Y hacia ellos me aboco y despeño cada tarde, perdiéndome en el bosque, pendiente abajo, hasta avistar la estremecida condición de un mar Cantábrico para el que los griegos tenían tres nombres, quiero decir, tres nombres para denominar el mar en general, ya saben que los asturianos nos apropiamos y hacemos padres de todo… Pontos, Thalassa, Alós. Tres nombres a los que los niños de tierradentro añadimos muy pronto en nuestras vidas la palabra charco. Superficies de agua de dimensiones oceánicas que surcábamos cada día en Lloviedo de una forma u otra, pero siempre con castigo incluido, al regresar a casa por haber mojado unos zapatos gastados que las madres en aquellos tiempos de vacas flacas llamaban siempre nuevos. Tiempos en los que aprendimos a quemar las naves de cualquier posible premio en el futuro, amantes de las causas, más que perdidas, chiscadas y echadas a perder muy pronto, pero que nos ayudaron sin embargo a conocer desde el origen algo que ya no olvidaríamos: la sagrada jerarquía del agua.

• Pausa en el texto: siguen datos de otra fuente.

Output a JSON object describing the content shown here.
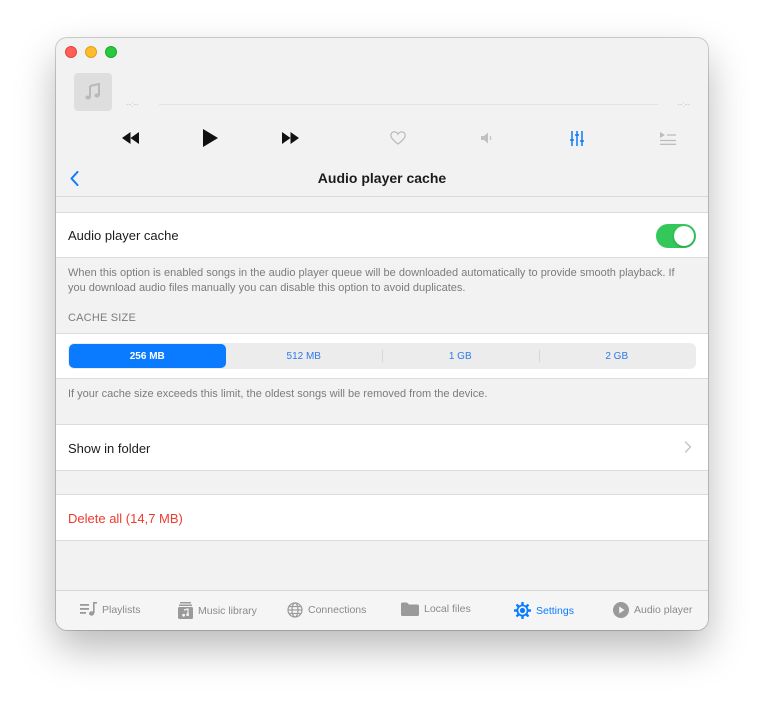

Y es que ya sea en forma de lluvia, orbayo, fuente, charco, sed, río, paraguas, gabardina, grifo, barca, añoranza u océano, “el agua es lo supremo, y lo es después el oro”.
Así lo dejó escrito aquel lírico deslumbrante llamado Píndaro, el de los Banquetes, que celebraba y temía el mar a partes iguales, aunque quizás, como el omnipresente Homero, curaba finalmente su miedo recordando que “navegar es vivir”, y que ocurra lo que ocurra, “el sol acaba saliendo siempre de nuevo desde el mar”. Palabra cuya mención literaria aparece por primera vez en la Ilíada. Un verso del canto primero donde el sacerdote Crises camina por la orilla, tras el rapto de su hija, sintiendo el contraste entre su desolado silencio y el ininterrumpido discurso del mar, sus olas, su latir, su misterio, su insondable y exagerada belleza, tan ajena a nuestras debacles, tan ensimismada en sus derivas y mareas, espantándonos a veces con sus terribles coletazos de ballena y galerna, o abduciéndonos otras con la bondad, quietud, veneno, placidez y elixir de sus aguas verdes, grises, azules, qué más da…
“Color de vino” decían y escribían una y otra vez los poetas griegos, según su desvarío y fiebre poética más o menos alta, más o menos ebria, “la mar morada”, “la mar cárdena”, “la púrpura”, “dorada”, “la opulenta”. Me muero de belleza y sangre roja atada al corazón…
Algo así como construir de pronto en un lugar de Asturias la quilla de la emoción con madera de poema, con madera de vid, con madera de ese inmenso mar que veo frente a mí y no alcanzaré jamás a escribir como merece. Y tal vez mejor así, como hicieron a la postre aquellos presocráticos que tras darle vueltas y más vueltas a todo, ante el mar finalmente se rindieron, y exclamaron “feliz aquel que, estando enamorado, del mar no sabe nada…”.